Separated from God

Canyon walls in Round Valley Draw, Grand Staircase-Escalante National Monument, Utah
Canyon walls in Round Valley Draw, Grand Staircase-Escalante National Monument, Utah

An excerpt from my journal.

“Surrender is painful,” people say. Perhaps that is true. But nothing is as painful as being separated from God. Nothing. Nothing is wrong with it to be separated from Him. Nothing. Nothing can separate us from the love of God (Romans 8:38-39). Nothing can separate a parent’s love for their child, but either one can choose to do things that put up barriers between them. The love may be just as real, but is love really love if it’s not expressed? Isn’t that the definition of grief? The desire to express love, but you can’t because the person is gone or at least unavailable? Is it the very definition of grief to have love you wish to give God but you can’t because you’ve put up walls, barriers, and limits? Is it grief in God’s heart that His love can’t flow to you because of the same?

Which makes me wonder this.
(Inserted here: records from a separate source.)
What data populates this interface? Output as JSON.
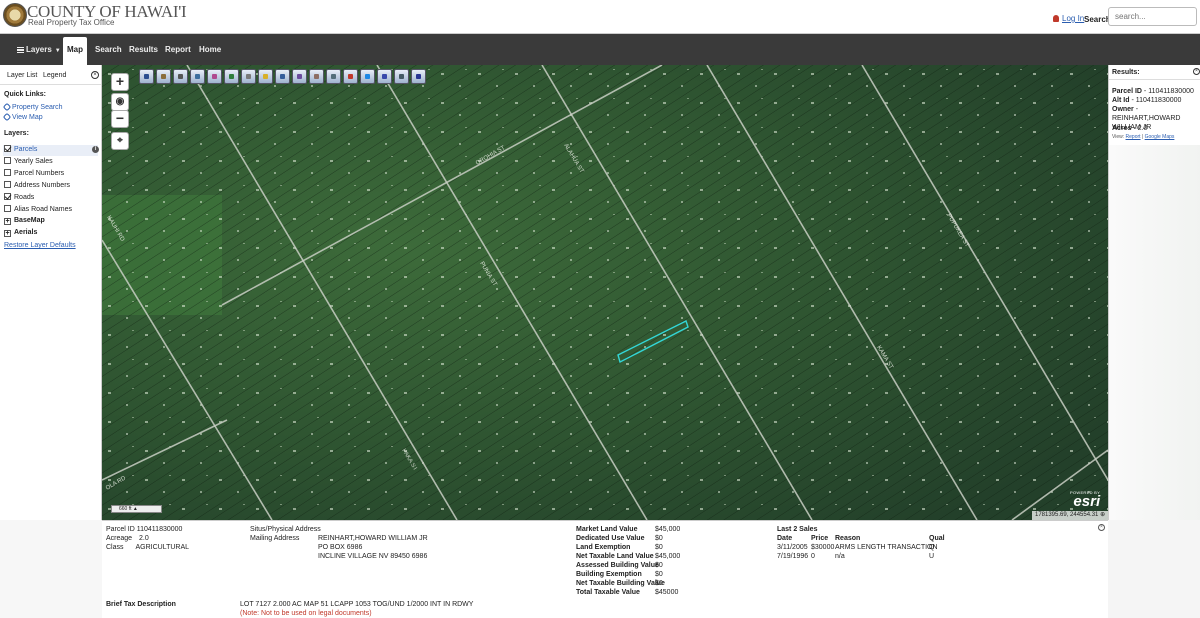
{
  "header": {
    "brand_title": "COUNTY OF HAWAI'I",
    "brand_subtitle": "Real Property Tax Office",
    "login_label": "Log In",
    "search_label": "Search",
    "search_placeholder": "search..."
  },
  "nav": {
    "items": [
      {
        "label": "Layers",
        "icon": "menu-icon"
      },
      {
        "label": "Map",
        "active": true
      },
      {
        "label": "Search"
      },
      {
        "label": "Results"
      },
      {
        "label": "Report"
      },
      {
        "label": "Home"
      }
    ]
  },
  "sidebar": {
    "tabs": [
      "Layer List",
      "Legend"
    ],
    "quick_links_heading": "Quick Links:",
    "quick_links": [
      "Property Search",
      "View Map"
    ],
    "layers_heading": "Layers:",
    "layers": [
      {
        "label": "Parcels",
        "checked": true,
        "highlighted": true,
        "info": true
      },
      {
        "label": "Yearly Sales",
        "checked": false
      },
      {
        "label": "Parcel Numbers",
        "checked": false
      },
      {
        "label": "Address Numbers",
        "checked": false
      },
      {
        "label": "Roads",
        "checked": true
      },
      {
        "label": "Alias Road Names",
        "checked": false
      },
      {
        "label": "BaseMap",
        "group": true
      },
      {
        "label": "Aerials",
        "group": true
      }
    ],
    "restore_label": "Restore Layer Defaults"
  },
  "map": {
    "scale_label": "660 ft",
    "coordinates": "1781395.69, 244554.31",
    "esri_powered": "POWERED BY",
    "esri_logo": "esri",
    "toolbar_icons": [
      "identify-icon",
      "flag-icon",
      "find-icon",
      "parcel-icon",
      "erase-icon",
      "measure-icon",
      "tool-icon",
      "bulb-icon",
      "layers-icon",
      "buffer-icon",
      "people-icon",
      "zoom-select-icon",
      "pencil-icon",
      "extent-icon",
      "share-icon",
      "print-icon",
      "save-icon"
    ],
    "accent_highlight": "#33d6d6"
  },
  "results": {
    "title": "Results:",
    "parcel_id_label": "Parcel ID",
    "parcel_id": "- 110411830000",
    "alt_id_label": "Alt Id",
    "alt_id": "- 110411830000",
    "owner_label": "Owner",
    "owner": "- REINHART,HOWARD WILLIAM JR",
    "acres_label": "Acres",
    "acres": "- 2.0",
    "view_label": "View:",
    "view_report": "Report",
    "view_sep": "|",
    "view_google": "Google Maps"
  },
  "details": {
    "parcel_id_label": "Parcel ID",
    "parcel_id": "110411830000",
    "acreage_label": "Acreage",
    "acreage": "2.0",
    "class_label": "Class",
    "class_value": "AGRICULTURAL",
    "situs_label": "Situs/Physical Address",
    "mailing_label": "Mailing Address",
    "mailing_lines": [
      "REINHART,HOWARD WILLIAM JR",
      "PO BOX 6986",
      "INCLINE VILLAGE NV 89450 6986"
    ],
    "values": [
      {
        "label": "Market Land Value",
        "value": "$45,000"
      },
      {
        "label": "Dedicated Use Value",
        "value": "$0"
      },
      {
        "label": "Land Exemption",
        "value": "$0"
      },
      {
        "label": "Net Taxable Land Value",
        "value": "$45,000"
      },
      {
        "label": "Assessed Building Value",
        "value": "$0"
      },
      {
        "label": "Building Exemption",
        "value": "$0"
      },
      {
        "label": "Net Taxable Building Value",
        "value": "$0"
      },
      {
        "label": "Total Taxable Value",
        "value": "$45000"
      }
    ],
    "sales_heading": "Last 2 Sales",
    "sales_columns": [
      "Date",
      "Price",
      "Reason",
      "Qual"
    ],
    "sales_rows": [
      [
        "3/11/2005",
        "$30000",
        "ARMS LENGTH TRANSACTION",
        "Q"
      ],
      [
        "7/19/1996",
        "0",
        "n/a",
        "U"
      ]
    ],
    "brief_label": "Brief Tax Description",
    "brief_value": "LOT 7127 2.000 AC MAP 51 LCAPP 1053 TOG/UND 1/2000 INT IN RDWY",
    "note": "(Note: Not to be used on legal documents)"
  }
}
If we can’t work to earn our salvation or relationship with God – that’s all part of what was won on the cross – if we have approval and acceptance already through the cross – and therefore, how can we bring Him displeasure… (this is a terrible run-on sentence…) Is it the barriers that we make that bring Him grief? Is it not so much the specifics of our actions as much as the barriers that we build and the resulting separation that truly grieves Him?

Cracker Lake Trail, Glacier National Park, Montana
Cracker Lake Trail, Glacier National Park, Montana

How much was Jesus willing to pay so end the separation? Millennia of separation; He and God and the Holy Spirit endured it. Sometimes, there was a glimpse, a place where the veil thinned, and they could walk in some semblance of a relationship with those made in Their own image. Christ chose separation to heal the gap. He left the throne of heaven; He left constant relationship with the Father.

How much did God suffer from this separation? We hear Jesus say, “My God, My God, why have You forsaken Me?” The songs tell us that God turned His face away. The scriptures don’t say that. We hear nothing from heaven, because it was the darkest hour the earth had ever seen: A place where God and His son were separated. The grief. The love that desperately wanted to be sent and received. But it couldn’t. It was trapped in the heart of the Father; there was no Son to receive it. He was gone. Dead.

Hebrews says that Jesus did it for the joy set before Him (12:2). I’m sure God did it for the joy set before Him, too. Though we don’t hear about what God was thinking. But I digress.

Zapata Falls, Colorado
Zapata Falls, Colorado

We get so caught up in our actions. Should I mow the lawn? Should I eat this food? Should I talk with my neighbor? Should I be part of this ministry? Should I do this, should I do that; is this a sin, is that more holy than other things I might do?

Relationship with God isn’t about do’s and don’ts. Yes, there are hints of what hurts God’s heart. But when we associate the action with pleasure or pain, we miss the point. Saying something unkind doesn’t break His heart just because of the words. The words are words – powerful in their own right, true, but still words. The breaking of His heart is that the power of the words throws up barriers between Himself and us. That’s the pain point. Everything He tells us to do – or not do – is to save both of us the pain of separation.

Retaining wall along the Pacific Crest Trail near Paradise Park, Mount Hood National Forest, Oregon
Retaining wall along the Pacific Crest Trail near Paradise Park, Mount Hood National Forest, Oregon

Bringing displeasure to God is the creator of separation anxiety. Most of us don’t realize it because we’ve never been consistently in relationship with Him enough to recognize the symptoms. We feel the separation from God when we sin, and we translate it into shame and regret. Conviction is the realization of our separation. There’s nothing wrong with realizing that we’re wrong. It’s like turning right on the road only to see a landmark and realize that we should have turned left. It’s the sign that we’ve made a mistake, and it’s time to do something about it.

God’s greatest desire is to have that pure and clean relationship with us. That’s why He was willing to be separated from His own Son, willing to experience grief that He should never have had to suffer. Knowing that you will see someone again someday helps. But there is still grief.

Goldenrod along the Genesee Valley Greenway, Belfast, New York
Goldenrod along the Genesee Valley Greenway, Belfast, New York

Somehow, we have to move beyond the shame and regret. Those are just an outcome of refusing to deal with the separation; believing a lie that says God can’t love and forgive people like us. You don’t have to believe that. And if you threw yourself, hook, like, and sinker, into the arms of Jesus and a full-on relationship with Him, you would begin to realize just how much your repentance means to Him; just how much love really does cover a multitude of sin; just how much He loves you.

We were never made to be separated from God, and we can be connected to Him – always, every second of every day, now and forever.